On any given Ohio highway or back road, one might drive by one of the state's Bicentennial Barns.
The barns, painted in 2003, generally have a large painting of the state map on a broad side. Several are adorned with Ohio's slogan, too. It's simple.
"Ohio, the heart of it all."
The shape of that heart might as well be a football. Now, the state has become the epicenter of the COVID-19 vs. football debate in the United States, and that heightened with Gov. Mike DeWine's decision Tuesday to allow high school football to continue in 2020.
Ohioans can draw the most obvious conclusion from there.
Ohio high schools playing football— Bill Bender (@BillBender92) August 18, 2020
Ohio State not playing football
Should go over well here
That's the contradiction Ohioans will never be able to comprehend if it plays out that way.
Ohio State — a top-five national championship contender — was the program most affected by the Big Ten's decision last week to cancel football for the fall.
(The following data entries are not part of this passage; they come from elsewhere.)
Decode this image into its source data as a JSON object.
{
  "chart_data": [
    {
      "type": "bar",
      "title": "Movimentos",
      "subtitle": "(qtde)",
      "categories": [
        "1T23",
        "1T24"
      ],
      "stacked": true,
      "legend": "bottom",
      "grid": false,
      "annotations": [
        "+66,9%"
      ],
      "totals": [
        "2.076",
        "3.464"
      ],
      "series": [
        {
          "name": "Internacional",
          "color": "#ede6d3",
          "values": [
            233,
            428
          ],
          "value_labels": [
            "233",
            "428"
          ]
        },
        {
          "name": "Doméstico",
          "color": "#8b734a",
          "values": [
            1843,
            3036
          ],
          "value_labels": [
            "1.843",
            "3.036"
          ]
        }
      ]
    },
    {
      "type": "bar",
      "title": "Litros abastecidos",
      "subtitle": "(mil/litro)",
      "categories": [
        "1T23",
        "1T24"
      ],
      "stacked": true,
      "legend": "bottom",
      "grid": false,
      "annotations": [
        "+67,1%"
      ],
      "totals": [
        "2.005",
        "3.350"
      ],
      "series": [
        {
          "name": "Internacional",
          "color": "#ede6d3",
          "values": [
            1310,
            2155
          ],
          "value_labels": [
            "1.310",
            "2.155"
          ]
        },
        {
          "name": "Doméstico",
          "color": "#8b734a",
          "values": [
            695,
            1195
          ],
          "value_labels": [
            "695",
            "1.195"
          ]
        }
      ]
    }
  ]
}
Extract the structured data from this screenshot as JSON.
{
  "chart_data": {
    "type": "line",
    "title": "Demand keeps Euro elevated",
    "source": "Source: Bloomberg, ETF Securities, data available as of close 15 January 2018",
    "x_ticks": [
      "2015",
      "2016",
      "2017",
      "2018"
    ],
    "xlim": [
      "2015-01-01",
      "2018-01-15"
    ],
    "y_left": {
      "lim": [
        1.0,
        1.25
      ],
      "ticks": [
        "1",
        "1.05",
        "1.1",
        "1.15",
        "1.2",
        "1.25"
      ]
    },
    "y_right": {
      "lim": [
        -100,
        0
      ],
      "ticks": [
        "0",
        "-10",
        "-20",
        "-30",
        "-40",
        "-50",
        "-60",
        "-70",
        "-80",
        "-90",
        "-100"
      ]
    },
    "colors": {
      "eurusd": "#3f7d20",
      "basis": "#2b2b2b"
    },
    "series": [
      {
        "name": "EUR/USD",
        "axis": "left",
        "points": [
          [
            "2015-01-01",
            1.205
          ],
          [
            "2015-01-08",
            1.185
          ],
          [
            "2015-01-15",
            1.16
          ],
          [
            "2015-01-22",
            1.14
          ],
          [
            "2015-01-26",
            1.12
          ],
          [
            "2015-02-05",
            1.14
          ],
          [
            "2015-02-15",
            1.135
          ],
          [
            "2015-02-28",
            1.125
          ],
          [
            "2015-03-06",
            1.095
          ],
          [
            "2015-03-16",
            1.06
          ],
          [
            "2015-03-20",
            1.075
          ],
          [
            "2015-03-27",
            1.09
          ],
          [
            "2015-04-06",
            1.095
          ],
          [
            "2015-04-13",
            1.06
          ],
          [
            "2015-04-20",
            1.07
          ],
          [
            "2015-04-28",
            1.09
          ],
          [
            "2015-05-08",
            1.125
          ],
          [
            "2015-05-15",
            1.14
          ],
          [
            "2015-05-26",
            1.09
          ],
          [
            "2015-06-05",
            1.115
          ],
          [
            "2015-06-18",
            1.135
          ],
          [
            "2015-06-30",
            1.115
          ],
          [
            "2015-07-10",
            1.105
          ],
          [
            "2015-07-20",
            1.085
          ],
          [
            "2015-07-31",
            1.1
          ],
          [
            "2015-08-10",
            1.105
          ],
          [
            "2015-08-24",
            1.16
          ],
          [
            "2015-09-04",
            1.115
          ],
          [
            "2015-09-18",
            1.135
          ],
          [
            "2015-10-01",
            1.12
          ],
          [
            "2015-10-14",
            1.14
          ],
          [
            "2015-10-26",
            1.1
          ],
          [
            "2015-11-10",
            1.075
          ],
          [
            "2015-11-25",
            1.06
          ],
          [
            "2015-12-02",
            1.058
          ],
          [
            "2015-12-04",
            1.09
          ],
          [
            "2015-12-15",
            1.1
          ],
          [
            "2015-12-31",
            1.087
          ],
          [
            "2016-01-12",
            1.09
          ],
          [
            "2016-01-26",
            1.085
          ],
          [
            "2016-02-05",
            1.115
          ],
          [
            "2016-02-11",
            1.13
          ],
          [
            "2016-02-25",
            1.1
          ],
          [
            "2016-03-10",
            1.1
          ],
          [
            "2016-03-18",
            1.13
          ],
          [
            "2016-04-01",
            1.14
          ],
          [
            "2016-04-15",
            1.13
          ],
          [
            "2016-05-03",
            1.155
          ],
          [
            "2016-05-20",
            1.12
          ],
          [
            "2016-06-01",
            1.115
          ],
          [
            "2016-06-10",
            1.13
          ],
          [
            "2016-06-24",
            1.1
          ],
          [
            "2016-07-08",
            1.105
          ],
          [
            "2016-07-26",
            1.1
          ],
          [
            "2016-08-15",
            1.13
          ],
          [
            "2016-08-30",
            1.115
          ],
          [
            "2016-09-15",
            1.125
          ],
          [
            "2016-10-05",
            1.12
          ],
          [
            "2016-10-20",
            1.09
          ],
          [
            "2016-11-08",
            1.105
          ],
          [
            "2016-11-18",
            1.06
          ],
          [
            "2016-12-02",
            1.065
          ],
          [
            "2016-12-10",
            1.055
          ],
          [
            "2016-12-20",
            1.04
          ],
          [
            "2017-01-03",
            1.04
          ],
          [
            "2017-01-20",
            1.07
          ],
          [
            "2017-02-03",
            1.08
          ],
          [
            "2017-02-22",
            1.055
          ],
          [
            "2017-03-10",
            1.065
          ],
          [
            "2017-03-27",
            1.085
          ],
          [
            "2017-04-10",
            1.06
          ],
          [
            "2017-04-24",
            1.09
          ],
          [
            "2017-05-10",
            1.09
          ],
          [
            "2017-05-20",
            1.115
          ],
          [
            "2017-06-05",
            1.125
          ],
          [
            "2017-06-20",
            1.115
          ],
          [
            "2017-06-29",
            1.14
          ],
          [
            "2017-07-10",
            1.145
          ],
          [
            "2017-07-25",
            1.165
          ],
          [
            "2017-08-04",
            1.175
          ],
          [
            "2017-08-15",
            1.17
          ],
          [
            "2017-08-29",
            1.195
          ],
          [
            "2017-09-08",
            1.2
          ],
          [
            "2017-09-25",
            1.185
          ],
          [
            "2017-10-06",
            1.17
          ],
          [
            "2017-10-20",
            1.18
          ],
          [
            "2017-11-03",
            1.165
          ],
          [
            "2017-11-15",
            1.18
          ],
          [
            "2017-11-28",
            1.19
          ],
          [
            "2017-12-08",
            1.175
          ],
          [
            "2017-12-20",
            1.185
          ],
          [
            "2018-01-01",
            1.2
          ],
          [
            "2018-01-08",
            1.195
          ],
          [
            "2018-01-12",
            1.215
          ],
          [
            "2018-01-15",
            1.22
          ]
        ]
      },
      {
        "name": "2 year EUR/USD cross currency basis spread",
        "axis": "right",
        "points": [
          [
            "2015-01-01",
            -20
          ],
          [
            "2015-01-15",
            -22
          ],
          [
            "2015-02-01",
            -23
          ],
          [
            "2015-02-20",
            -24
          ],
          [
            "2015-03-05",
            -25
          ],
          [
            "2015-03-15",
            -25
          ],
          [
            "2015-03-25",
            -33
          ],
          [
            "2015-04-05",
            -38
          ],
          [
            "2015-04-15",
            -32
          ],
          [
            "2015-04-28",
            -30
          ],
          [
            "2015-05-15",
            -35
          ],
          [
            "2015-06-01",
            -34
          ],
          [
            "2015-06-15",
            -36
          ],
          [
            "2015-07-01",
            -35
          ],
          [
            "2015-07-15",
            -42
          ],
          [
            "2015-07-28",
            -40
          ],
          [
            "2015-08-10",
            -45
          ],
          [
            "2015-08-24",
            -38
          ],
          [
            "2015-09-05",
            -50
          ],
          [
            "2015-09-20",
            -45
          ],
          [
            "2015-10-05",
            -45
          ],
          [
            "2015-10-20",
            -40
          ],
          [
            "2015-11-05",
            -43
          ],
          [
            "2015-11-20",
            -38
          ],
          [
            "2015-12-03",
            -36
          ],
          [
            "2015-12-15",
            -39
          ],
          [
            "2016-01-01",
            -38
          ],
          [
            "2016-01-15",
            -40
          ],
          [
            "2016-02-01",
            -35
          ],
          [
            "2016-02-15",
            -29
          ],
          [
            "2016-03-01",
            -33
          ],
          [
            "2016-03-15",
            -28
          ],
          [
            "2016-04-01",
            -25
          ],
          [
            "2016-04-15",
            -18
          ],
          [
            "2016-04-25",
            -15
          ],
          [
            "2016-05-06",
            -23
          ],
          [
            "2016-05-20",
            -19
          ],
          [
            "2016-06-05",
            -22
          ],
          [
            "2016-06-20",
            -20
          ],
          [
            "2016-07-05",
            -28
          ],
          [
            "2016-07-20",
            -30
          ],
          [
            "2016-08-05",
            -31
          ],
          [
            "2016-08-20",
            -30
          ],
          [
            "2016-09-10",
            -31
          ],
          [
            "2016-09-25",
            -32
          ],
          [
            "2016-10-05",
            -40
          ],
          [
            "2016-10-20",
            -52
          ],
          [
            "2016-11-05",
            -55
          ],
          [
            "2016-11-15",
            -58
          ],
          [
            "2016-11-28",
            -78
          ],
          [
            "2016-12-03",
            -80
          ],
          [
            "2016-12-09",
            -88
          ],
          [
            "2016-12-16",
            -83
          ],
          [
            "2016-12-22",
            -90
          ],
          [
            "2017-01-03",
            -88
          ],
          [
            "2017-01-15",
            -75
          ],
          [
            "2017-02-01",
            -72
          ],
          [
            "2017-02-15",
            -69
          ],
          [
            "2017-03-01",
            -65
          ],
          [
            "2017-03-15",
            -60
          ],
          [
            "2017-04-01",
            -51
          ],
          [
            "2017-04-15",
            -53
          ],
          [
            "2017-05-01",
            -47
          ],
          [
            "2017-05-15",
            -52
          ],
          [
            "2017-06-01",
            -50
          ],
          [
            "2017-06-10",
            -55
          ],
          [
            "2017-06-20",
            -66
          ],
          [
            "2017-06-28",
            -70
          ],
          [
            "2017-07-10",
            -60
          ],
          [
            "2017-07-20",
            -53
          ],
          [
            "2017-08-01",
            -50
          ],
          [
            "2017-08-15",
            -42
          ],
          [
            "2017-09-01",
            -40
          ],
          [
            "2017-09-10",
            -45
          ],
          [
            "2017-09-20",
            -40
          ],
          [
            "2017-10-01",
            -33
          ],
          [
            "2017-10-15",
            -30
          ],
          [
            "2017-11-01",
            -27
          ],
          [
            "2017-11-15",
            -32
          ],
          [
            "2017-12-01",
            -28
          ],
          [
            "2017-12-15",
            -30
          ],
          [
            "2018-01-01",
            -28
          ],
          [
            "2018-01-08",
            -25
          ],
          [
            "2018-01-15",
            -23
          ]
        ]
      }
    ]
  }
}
That's why Ryan Day was pitching spring football less than 24 hours later.
It's why Ohio State quarterback Justin Fields — a 2019 Heisman Trophy finalist — is leading a petition that is closing in on 300,000 signatures.
This cause is close to my heart - please sign: https://t.co/yFKlYE7pP0— Justin Fields (@justnfields) August 16, 2020
It's why Ohio State cornerback Shaun Wade's father Randy is flying to Chicago to meet with the Big Ten brass this week.
See ya "Early Friday Morning" We gotta Fight and we can't let these young men FIGHT ALONE.... ALL BIG TEN FANS STAND UP.... pic.twitter.com/qjbaQVcRSX— Randy L Wade % f@❌ℹLy..... (@gslsff) August 18, 2020
Fields and Wade don't have to play another down of college football in order to be first-round picks in the 2021 NFL Draft. It's the fact that they are leading the charge to play in the fall that speaks to just how much the sport means in the state.
It's amplified now that DeWine — who was one of the more proactive governors when the COVID-19 epidemic broke out in the United States — made the decision to allow Ohio high schools to continue playing football. As of Tuesday, Ohio had an estimated 110,000 confirmed cases of COVID-19, which ranks 15th in the United States.
High school football is huge, too, a big reason why the Buckeyes don't play on Friday night often. Pickerington Central High School — last year's Division I state champion — opens its season against rival Pickerington North on ESPN on Aug. 30. That's in less than two weeks.
That game, of course, will be tempered because five-star Pickerington North defensive end Jack Saywer will not be playing. He made the decision to opt out of the high school season and prepare for his career at Ohio State.
Sawyer made the best decision for him, and it's the right one.
Those case-by-case decisions about how the sport continues in Ohio will continue to evolve in the coming weeks and serve as the barometer for the rest of the nation.
There are multiple factors at play.
It's about safety. This will be the test to see whether football — from the high school level to the youth levels — can be played safely during the COVID-19 pandemic. DeWine seems confident it can be done. If that is the case, then why did the Mid-American Conference — a conference that has six member institutions in Ohio — become the first FBS conference to cancel college football? It's a legitimate question.
That's the value decision for parents at every level, but in Ohio that push for football will continue.
It's also about economics. Ohio State is one of college football's three $200 million revenue machines, according to USA Today. The other two are Texas and Texas A&M — and we know how serious the football is in Texas.
Yet the only FBS school still playing in Ohio is Cincinnati. Hamilton County has the third-most confirmed COVID-19 cases in the state, and the Cincinnati Reds are not playing Tuesday because a player tested positive.
It's about politics, too. Big Ten politics have been the topic du jour in college football, and the push by Ohio State's players is part of the growing movement in the sport. DeWine's decision will get attention on the national level, too, and him being a Republican will be a talking point.
After all, Ohio is always one of the most pivotal states in presidential elections. The last time a president was elected without winning Ohio was in 1960 — and that's one of only two instances since 1900.
All that blends into the uncertainty of what September and the fall will bring in the Rust Belt state and the football debates that will determine the pulse of the state in November.
Those debates might just be determined by how many football teams are still playing at that time. The Cleveland Browns and Cincinnati Bengals should be among them (it's OK that it took this long to get to them). The high schools plan to be, too.
The question in the moment, however, is whether Ohio State really does have a pulse.
If that somehow changes, then you will know everything really is headed in the right direction.